Did you know?
Simon’s Town Naval Base was responsible for the care of Napoleon Bonaparte after he was exiled to St Helena island.
The history of Simon’s Town reads like a naval adventure.
Ships of all shapes and sizes – frigates, corvettes, sloops, pirate brigantines and, lately, hi-tech submarines – have docked at Simon’s Town somewhere between 1741 and today. And with them came the legends: battles at sea, pirate booty, encounters in strange lands and sad news of another shipwreck somewhere along the 3 000-odd kilometres of South Africa’s coastline.
As you wander down St George’s Street – also called the Historic Mile – you will pass ancient filigreed buildings from another era.
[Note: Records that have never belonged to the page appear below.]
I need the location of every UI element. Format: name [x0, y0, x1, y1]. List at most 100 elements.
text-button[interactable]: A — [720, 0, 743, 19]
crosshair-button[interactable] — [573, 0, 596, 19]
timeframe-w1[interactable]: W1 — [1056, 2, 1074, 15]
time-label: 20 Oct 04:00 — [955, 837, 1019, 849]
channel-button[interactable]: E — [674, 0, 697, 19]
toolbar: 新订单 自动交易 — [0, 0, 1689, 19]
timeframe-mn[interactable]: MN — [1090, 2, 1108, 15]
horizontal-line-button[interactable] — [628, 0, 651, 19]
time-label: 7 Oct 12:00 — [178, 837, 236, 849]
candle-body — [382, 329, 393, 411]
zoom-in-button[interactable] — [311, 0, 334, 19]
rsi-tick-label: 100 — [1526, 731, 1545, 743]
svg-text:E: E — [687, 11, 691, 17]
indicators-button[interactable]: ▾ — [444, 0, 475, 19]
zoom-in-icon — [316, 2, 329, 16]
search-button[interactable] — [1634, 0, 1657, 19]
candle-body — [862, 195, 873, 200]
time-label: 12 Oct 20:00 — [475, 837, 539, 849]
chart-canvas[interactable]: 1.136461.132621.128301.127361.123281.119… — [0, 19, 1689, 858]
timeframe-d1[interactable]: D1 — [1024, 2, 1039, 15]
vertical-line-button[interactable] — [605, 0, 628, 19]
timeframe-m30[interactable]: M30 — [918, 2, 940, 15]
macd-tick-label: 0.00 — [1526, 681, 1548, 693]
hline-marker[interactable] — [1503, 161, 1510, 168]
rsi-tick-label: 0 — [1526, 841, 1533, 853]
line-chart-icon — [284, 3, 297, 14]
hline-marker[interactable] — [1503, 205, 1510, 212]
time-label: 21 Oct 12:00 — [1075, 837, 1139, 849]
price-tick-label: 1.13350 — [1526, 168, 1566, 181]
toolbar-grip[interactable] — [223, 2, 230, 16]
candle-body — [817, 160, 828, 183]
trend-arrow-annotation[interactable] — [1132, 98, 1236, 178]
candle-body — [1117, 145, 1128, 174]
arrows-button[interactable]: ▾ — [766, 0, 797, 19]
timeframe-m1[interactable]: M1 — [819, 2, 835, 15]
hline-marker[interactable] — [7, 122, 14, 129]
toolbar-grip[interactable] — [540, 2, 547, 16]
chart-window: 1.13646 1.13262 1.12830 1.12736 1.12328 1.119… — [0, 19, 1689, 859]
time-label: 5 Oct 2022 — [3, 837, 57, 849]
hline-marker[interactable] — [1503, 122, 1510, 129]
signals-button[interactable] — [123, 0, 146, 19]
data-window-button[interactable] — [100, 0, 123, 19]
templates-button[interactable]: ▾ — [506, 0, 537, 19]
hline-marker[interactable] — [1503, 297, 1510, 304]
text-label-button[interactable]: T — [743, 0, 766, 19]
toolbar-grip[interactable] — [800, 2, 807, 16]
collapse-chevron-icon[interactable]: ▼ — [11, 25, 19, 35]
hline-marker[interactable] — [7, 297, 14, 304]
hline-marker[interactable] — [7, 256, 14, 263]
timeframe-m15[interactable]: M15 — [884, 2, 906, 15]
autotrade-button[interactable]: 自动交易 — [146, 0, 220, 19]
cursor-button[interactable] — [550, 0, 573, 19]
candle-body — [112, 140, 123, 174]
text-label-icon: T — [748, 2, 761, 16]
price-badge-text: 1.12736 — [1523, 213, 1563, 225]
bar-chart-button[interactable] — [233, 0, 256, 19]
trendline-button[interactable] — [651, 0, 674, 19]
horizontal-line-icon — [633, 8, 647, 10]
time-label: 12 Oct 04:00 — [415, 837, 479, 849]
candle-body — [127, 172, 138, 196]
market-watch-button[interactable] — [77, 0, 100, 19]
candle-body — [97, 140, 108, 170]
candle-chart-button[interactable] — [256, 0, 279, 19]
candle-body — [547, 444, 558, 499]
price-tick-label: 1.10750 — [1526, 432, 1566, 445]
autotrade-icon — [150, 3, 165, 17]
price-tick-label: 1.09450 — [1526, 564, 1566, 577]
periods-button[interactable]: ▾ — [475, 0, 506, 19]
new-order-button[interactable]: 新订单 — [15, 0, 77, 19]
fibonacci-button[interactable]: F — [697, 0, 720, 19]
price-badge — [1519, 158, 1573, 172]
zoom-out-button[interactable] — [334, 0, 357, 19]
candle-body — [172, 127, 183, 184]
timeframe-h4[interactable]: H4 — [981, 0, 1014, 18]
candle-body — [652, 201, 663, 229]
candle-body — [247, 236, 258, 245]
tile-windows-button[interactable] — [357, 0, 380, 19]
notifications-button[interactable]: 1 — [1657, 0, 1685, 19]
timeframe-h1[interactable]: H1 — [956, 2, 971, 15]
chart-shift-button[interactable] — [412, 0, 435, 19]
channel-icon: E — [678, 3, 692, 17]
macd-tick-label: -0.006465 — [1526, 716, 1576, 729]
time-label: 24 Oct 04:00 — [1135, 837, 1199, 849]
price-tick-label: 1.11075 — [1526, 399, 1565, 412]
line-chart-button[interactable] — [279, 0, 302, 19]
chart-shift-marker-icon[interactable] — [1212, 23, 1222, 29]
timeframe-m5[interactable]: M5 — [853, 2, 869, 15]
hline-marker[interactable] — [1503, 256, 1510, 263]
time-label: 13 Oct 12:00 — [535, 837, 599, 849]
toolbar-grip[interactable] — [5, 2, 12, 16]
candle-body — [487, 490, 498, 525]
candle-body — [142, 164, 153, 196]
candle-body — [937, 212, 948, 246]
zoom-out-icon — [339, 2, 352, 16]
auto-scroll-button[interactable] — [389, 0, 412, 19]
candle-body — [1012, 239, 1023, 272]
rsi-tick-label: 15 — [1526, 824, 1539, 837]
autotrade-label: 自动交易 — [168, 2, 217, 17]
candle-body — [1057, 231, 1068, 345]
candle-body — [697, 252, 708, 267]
The Historic Mile extends from the railway station to the East Dockyard gates, with intriguing little alleyways leading off it.
Although Simon’s Town was established by the Dutch – and named after governor Simon van der Stel – it was really with the establishment of the Royal Navy Base there in 1806 that the little settlement became such a legendary port of call.
Slip back in time and you could find yourself in the company of a rather dashing young British Naval lieutenant called Horatio Nelson, on shore leave from the HMS Badger, stalking this very street in search of a rowdy pub that served a decent repast.
There are four museums in Simon’s Town, all worth a look.
The Warrior Toy Museum near Jubilee Square (where the statue of beer-drinking Great Dane Able Seaman Just Nuisance stands) displays cars, trains, dolls and lead soldiers fashioned long ago.
The South African Naval Museum has interesting displays about both the Royal Navy and the South African Navy, including a submarine diorama.
The Heritage Museum chronicles Simon’s Town’s rich Muslim past, while a visit to the Simon’s Town Museum is the best way to lift the historic veil from this fascinating seaside town.